Título: BNDES poderá ampliar crédito
Autor: Fabio Graner, Lu Aiko Otta
Fonte: O Estado de São Paulo, 05/08/2006, Economia, p. B3

As grandes empresas terão mais acesso a empréstimos do Banco Nacional de Desenvolvimento Econômico e Social (BNDES), graças a um dispositivo que entrou "de contrabando" na Medida Provisória 315, que regulamentou o pacote cambial. Numa engenharia financeira elogiada até pelos observadores mais críticos, o banco terá seu patrimônio aumentado sem que, para isso, o Tesouro Nacional tenha de injetar dinheiro na instituição.

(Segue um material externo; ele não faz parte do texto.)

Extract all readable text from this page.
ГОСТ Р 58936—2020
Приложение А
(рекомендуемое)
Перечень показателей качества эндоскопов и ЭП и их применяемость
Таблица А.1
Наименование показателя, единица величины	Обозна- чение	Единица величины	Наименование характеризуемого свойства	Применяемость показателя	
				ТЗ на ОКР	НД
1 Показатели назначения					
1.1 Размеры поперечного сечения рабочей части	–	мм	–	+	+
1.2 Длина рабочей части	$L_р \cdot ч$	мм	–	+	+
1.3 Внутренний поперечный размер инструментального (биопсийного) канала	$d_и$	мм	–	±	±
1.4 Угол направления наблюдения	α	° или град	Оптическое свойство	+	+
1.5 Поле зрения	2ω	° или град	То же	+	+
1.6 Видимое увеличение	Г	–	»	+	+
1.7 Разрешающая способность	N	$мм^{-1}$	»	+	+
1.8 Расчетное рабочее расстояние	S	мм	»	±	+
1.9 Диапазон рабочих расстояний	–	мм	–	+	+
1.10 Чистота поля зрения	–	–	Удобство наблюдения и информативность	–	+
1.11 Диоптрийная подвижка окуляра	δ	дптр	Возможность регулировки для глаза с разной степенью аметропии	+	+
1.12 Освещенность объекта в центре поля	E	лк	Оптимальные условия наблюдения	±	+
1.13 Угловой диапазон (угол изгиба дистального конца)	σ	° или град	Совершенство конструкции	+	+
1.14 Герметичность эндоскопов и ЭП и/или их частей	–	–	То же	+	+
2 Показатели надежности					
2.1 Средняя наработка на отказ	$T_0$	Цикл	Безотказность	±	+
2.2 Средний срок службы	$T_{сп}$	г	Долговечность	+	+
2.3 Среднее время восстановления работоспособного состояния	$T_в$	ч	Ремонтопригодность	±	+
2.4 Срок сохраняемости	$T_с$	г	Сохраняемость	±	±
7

Dessa forma, o BNDES ampliará sua capacidade geral de emprestar. Além disso, será contornado o principal problema do banco no momento, que é a impossibilidade de financiar empresas de maior porte como a Petrobrás.

O BNDES tem uma dívida com o Tesouro, de aproximadamente R$ 7 bilhões, que contraiu para comprar ações da Vale do Rio Doce. Esse empréstimo venceria em 2027, mas agora não terá mais prazo de vencimento, porque foi transformada numa dívida "perpétua". Na prática, embora seja uma dívida, esses R$ 7 bilhões - ou parte dele, pois valor exato não foi definido - farão parte do chamado capital de referência do banco, que é utilizado para determinar quanto ele pode emprestar.

O efeito dessa engenharia é semelhante ao de um aporte de capital, ou seja, uma injeção de dinheiro. Mas, nesse caso, o Tesouro Nacional não precisou desembolsar nada. Dessa forma, foi contornado um problema que há anos dividia o governo e rendeu muito bate-boca entre os grupos chamados "desenvolvimentistas" e os ditos "fiscalistas". O ex-presidente do BNDES Carlos Lessa, por exemplo, brigou muito por uma capitalização, mas enfrentou oposição ferrenha do então secretário do Tesouro Nacional, Joaquim Levy. Ele era contra a capitalização porque a operação representaria uma despesa. Por isso reduziria o superávit primário do governo.

A solução encontrada na MP, porém, agradou aos que se alinhavam a Levy na resistência à capitalização do BNDES. Na avaliação desse grupo, foi uma solução "bem bolada" porque atendeu aos dois lados: ampliou a capacidade de emprestar do BNDES sem criar um problema no cofre federal. O inspirador desse desenho, segundo esses técnicos, teria sido o secretário-executivo do Ministério da Fazenda, Bernard Appy.

Embora tenha ficado livre do pagamento da parte principal da dívida, o BNDES terá de pagar juros mais altos. Na operação, o atual indexador da dívida, a TR, será trocada pelo Índice de Preços ao Consumidor Amplo (IPCA).

Segundo o secretário do Tesouro Nacional, Carlos Kawall, a engenharia financeira permitirá ao BNDES emprestar para empresas de grande porte. "Esse era o problema que se buscou resolver, pois os empréstimos para os grupos econômicos são limitados a 25% do patrimônio de referência", disse. "A medida permite uma exposição maior a esses grupos.".

Ele disse também que a operação não provocará nenhuma alteração no superávit primário ou na dívida líquida do setor público, dois dos principais indicadores de solidez fiscal. "Essa medida é neutra, porque a dívida continua sendo um ativo da União e sua mera mudança não gera impacto fiscal", afirmou Kawall.